Thursday, May 27, 2010

Excessive Grooming in Mice = Mental Illness

It's safe to say that my face almost hit the keyboard as I was reading the article Bone marrow transplants cure mental illness – in mice in The Guardian today. Apparently, Nobel prize for medicine winner, Mario Capecchi, conducted a study which consisted breeding "mice that carried a mutation in a gene called Hoxb8 that causes faulty immune cells to grow in the bone marrow. Mice that carry the defective gene groom themselves too often and for too long, leaving them with bare patches and skin wounds." Because this excessive grooming is similar to trichotillomania, a disorder in which people pull out their hair, it somehow means that OCD, depression, autism, and schizophrenia may be caused by immune deficiencies.

Wait...what?

"Writing in the US journal Cell, the team describe how transplanting healthy bone marrow into the mice cured them of the grooming disorder.
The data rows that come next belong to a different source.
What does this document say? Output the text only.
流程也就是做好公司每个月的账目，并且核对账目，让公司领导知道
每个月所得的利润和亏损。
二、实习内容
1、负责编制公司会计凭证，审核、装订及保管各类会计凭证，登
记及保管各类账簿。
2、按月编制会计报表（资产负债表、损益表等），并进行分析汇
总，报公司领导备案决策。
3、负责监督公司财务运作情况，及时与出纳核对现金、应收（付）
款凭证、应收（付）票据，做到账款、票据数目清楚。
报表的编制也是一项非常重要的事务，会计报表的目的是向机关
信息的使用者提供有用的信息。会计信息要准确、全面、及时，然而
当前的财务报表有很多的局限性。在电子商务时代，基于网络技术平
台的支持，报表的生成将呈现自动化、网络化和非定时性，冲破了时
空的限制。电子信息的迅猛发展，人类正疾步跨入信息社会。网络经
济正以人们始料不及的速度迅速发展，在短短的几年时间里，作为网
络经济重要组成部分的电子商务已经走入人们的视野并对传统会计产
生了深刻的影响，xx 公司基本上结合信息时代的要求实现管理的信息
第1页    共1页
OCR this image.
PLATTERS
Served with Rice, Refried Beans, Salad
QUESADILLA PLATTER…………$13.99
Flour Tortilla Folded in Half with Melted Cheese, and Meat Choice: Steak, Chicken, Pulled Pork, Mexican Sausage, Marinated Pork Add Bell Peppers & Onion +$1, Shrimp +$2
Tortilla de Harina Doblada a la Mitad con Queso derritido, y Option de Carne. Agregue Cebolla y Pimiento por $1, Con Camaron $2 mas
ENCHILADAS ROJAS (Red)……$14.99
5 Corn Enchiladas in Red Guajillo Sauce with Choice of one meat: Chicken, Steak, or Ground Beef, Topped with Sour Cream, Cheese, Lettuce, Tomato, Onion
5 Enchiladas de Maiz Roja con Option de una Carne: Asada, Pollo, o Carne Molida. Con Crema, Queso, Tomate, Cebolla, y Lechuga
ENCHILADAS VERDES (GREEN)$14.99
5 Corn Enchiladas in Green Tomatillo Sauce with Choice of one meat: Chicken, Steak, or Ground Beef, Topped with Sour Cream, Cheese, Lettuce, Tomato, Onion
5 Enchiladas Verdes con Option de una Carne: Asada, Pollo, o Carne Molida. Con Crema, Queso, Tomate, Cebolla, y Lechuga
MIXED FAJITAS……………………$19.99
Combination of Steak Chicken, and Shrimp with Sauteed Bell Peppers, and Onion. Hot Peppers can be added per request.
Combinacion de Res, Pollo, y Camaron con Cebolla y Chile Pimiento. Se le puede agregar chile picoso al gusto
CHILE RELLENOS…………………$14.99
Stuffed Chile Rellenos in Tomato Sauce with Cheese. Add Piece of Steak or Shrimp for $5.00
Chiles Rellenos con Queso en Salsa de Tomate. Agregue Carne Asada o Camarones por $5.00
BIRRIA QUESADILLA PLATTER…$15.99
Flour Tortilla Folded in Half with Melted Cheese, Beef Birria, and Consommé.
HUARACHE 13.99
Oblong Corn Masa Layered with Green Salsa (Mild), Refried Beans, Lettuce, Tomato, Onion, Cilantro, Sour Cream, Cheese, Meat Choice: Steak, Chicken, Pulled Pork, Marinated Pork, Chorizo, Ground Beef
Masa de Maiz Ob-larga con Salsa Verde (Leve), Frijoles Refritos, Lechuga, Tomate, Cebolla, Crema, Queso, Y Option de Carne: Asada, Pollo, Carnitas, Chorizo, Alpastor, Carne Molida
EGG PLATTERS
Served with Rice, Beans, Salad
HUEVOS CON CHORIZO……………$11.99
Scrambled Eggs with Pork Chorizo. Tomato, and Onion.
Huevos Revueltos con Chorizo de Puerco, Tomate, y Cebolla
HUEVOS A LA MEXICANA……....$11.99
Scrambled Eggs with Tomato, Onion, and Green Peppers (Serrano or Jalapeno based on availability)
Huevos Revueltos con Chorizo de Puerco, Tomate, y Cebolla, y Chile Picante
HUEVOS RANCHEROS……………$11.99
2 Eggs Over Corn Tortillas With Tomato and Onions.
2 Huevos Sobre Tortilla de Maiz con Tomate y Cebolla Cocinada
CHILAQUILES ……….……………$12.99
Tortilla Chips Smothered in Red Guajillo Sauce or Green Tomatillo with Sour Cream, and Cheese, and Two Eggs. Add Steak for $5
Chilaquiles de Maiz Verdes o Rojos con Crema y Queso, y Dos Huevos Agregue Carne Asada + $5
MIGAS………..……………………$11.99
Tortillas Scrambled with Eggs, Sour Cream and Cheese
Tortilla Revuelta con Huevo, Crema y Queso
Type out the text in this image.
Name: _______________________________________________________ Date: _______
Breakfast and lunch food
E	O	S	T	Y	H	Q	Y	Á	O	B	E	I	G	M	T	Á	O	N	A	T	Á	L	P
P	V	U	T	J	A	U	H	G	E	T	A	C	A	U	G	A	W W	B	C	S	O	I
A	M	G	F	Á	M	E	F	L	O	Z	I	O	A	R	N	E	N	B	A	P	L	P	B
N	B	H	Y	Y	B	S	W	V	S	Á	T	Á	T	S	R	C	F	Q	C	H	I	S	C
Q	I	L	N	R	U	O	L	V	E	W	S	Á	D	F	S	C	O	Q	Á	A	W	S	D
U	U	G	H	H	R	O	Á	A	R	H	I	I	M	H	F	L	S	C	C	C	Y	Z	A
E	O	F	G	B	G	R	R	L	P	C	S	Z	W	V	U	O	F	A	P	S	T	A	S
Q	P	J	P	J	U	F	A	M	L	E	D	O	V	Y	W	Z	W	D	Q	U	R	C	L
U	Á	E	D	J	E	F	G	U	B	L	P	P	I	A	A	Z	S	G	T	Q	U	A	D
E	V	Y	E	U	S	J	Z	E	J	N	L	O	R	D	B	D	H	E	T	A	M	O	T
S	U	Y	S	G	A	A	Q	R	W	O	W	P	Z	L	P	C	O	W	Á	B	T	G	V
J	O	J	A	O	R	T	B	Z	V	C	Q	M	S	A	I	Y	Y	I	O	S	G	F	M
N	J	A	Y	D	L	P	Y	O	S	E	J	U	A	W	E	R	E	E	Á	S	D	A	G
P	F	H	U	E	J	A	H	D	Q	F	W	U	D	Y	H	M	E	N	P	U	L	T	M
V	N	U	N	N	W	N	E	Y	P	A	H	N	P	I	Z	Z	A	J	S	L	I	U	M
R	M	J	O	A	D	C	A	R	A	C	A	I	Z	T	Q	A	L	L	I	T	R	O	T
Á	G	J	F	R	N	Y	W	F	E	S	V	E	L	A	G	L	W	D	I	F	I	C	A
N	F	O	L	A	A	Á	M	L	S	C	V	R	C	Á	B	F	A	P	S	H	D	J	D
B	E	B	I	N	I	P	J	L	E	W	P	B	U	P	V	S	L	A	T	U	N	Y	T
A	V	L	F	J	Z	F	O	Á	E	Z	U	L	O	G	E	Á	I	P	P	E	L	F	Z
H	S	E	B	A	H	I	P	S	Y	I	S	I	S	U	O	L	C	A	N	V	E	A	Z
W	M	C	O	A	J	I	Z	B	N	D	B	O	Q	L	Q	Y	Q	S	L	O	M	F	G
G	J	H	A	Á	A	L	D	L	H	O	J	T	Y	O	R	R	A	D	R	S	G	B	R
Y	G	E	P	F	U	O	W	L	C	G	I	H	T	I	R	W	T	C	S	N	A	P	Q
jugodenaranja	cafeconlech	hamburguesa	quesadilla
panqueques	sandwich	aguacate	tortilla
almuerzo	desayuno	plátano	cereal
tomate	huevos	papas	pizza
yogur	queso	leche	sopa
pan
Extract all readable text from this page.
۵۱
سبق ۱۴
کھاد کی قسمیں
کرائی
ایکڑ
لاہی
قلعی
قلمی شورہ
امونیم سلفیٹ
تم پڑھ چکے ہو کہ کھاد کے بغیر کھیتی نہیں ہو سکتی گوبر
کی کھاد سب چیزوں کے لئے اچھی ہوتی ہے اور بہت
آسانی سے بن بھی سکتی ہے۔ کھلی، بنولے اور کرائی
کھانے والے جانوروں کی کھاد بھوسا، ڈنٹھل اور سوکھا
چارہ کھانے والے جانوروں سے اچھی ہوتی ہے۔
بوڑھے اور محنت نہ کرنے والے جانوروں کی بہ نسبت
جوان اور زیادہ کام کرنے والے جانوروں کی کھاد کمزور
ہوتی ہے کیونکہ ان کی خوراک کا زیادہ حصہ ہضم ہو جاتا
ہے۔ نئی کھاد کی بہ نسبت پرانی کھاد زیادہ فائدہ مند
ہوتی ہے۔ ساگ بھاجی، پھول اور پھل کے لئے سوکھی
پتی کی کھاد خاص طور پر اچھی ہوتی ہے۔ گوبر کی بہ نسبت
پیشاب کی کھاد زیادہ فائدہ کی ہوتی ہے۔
In later operations, the scientists induced the disorder in healthy mice by giving them bone marrow from affected mice."

By now, I really hope you see problems with this. For one, the scientists bred mice with a mutated gene which could have had numerous different effects, and because the resulting effect was excessive grooming, they linked it to a sort of spectrum disorder, without acknowledging the possibility that the mutated gene may have made the mice excessively, well, itchy.

Second, the team takes this behavior and somehow links it to other disorders such as depression, autism, and schizophrenia. Tell me, did the mice hum as a result of the mutated gene as well?

However, these issues do not stop Capecchi from concluding: "We're showing there is a direct relationship between a psychiatric disorder and the immune system, specifically cells named microglia that are derived from bone marrow."

Of course, right in the middle of the article, Capecchi comes out with it: "The recognition that many neuropsychiatric diseases have a direct connection to the immune system emphasises that we should be taking immune deficiencies associated with neuropsychiatric disease much more seriously. We know a lot more about the immune system and how to treat immune deficiencies than we know about how our brain works and what the drugs used to treat neuropsychiatric disorders are doing."

As with a previous blog post, the Mind Over Meds Reaction, it would appear that the goal of psychiatry is ultimately how to figure out what type of medication to assign to the individual based on assumed biological predisposition.

The article did assuage my immediate, overwhelming concern by adding as a final comment: "Other researchers were more cautious about the work. Paul Salkovskis, clinical director of the Maudsley Hospital Centre for Anxiety Disorders and Trauma in London, said it was impossible to draw strong conclusions about the role of the immune system in human mental illnesses from the study. 'Excessive grooming in mice is not a good model for obsessive-compulsive disorder in humans, a condition that can be treated effectively with cognitive behavioural therapy,' he said."